建安十年,正月十五,上元夜。
新野城內,本應是張燈結彩、賞月觀燈的佳節。然而,空氣中卻彌漫著一股與節日喜慶格格不入的肅殺與壓抑。城頭值守的士卒比平日多了數倍,盔甲在稀薄的月光下泛著冷硬的寒光,警惕的目光不斷掃視著北方漆黑的曠野。城內實行了宵禁,街道空曠,只有巡邏隊整齊沉重的腳步聲,敲打著青石板路,也敲打在每個人的心頭。
鎮北將軍府,戒備比往日森嚴了何止十倍。明哨暗樁,層層布防,連一只多余的飛鳥也難以悄無聲息地靠近核心區域。府內深處,一間位置隱秘、墻壁厚實、門窗緊閉的密室內,燭火通明,卻照不散彌漫其中的凝重空氣。
一場決定未來命運的絕密會議,正在這里舉行。
與會者寥寥,卻皆是趙云集團絕對的核心:從汝南星夜兼程趕回的陳登,總攬情報與商業的糜竺,大將張合,新生代將領代表關平,以及剛剛被納入核心圈的周倉。關羽、張飛不在其列,他們的立場雖然微妙,但在此等關乎集團根本戰略走向的絕密議題上,趙云選擇了最核心的班底。
密室中央,巨大的荊襄及周邊地域地圖鋪在長案上,山川河流,城池關隘,各方勢力犬牙交錯。地圖上,代表曹軍動向的黑色箭頭,正從宛城、葉縣方向,如同擇人而噬的毒蛇,緩緩指向新野。
會議已進行了許久,氣氛壓抑。眾人剛消化了曹操即將大舉南征的駭人消息,正在商討緊急應對之策:如何加固城防,如何調配兵力,如何向襄陽施壓,如何聯絡江東……這些都是迫在眉睫的戰術問題。

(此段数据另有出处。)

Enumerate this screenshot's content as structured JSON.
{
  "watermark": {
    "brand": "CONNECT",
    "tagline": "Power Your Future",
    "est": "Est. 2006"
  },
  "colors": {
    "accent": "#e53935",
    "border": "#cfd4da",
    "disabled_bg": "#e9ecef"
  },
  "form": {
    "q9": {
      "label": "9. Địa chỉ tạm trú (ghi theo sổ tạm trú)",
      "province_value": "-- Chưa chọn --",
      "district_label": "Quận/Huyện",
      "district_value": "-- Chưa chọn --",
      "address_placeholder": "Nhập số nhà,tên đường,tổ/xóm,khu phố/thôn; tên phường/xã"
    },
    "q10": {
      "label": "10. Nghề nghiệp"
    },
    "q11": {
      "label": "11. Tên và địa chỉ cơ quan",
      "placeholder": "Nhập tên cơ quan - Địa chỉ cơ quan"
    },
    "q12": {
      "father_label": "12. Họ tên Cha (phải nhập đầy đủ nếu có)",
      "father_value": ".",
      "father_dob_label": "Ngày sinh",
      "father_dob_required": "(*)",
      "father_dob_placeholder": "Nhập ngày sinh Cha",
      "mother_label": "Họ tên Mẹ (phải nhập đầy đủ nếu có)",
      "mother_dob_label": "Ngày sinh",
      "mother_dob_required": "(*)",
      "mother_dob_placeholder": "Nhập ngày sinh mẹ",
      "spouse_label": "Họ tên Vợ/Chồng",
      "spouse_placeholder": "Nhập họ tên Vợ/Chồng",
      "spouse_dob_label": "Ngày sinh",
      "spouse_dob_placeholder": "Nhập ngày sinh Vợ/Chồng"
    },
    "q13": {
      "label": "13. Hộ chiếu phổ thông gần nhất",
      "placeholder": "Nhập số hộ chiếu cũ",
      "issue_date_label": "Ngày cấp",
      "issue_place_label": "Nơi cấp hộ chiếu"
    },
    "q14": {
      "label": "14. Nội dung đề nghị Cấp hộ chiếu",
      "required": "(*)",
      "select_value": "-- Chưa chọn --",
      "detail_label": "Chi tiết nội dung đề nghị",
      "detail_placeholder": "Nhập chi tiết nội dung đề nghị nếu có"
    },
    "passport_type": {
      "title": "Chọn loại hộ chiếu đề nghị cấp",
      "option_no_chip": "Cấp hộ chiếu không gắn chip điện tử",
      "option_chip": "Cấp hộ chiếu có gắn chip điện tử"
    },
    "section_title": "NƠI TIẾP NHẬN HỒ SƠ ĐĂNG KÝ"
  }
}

然而,就在眾人討論漸趨激烈時,一直沉默傾聽的趙云,忽然抬手,止住了所有的聲音。他站起身,走到地圖前,目光并未停留在近在咫尺的新野或襄陽,而是緩緩地、深遠地掃過整幅地圖,從北方的中原,到東面的江淮,再到西面的巴山蜀水,最后,甚至掠過了南方的交趾。
“諸位,”趙云開口,聲音不高,卻帶著一種奇異的穿透力,瞬間吸引了所有人的注意,“適才所議,皆為應對曹賊南下之急策。然,兵來將擋,水來土掩,終是疲于應付。我等立足荊襄,已近一年,內政漸穩,外患卻日亟。今日曹賊洶洶而來,縱能暫退其鋒,然明日孫仲謀未必不會趁火打劫,后日劉景升、蔡瑁之流,又安知不會再生歹心?”
他頓了頓,手指重重點在地圖中央,荊襄所在的位置,聲音轉冷:“荊州,誠乃用武之地,水陸要沖,魚米之鄉。然,諸位請看——”他的手指依次點過地圖上的幾個方向:
“北,有曹操,虎踞中原,帶甲百萬,今挾新平河北之威,勢不可擋。”
“東,有孫權,坐擁六郡,水師稱雄,鷹視狼顧,無一日不圖荊襄。”
“西,有劉璋,據益州天險,雖闇弱,然其地廣人眾,資源豐饒,乃王霸之資,一旦有明主取之,則成心腹大患。”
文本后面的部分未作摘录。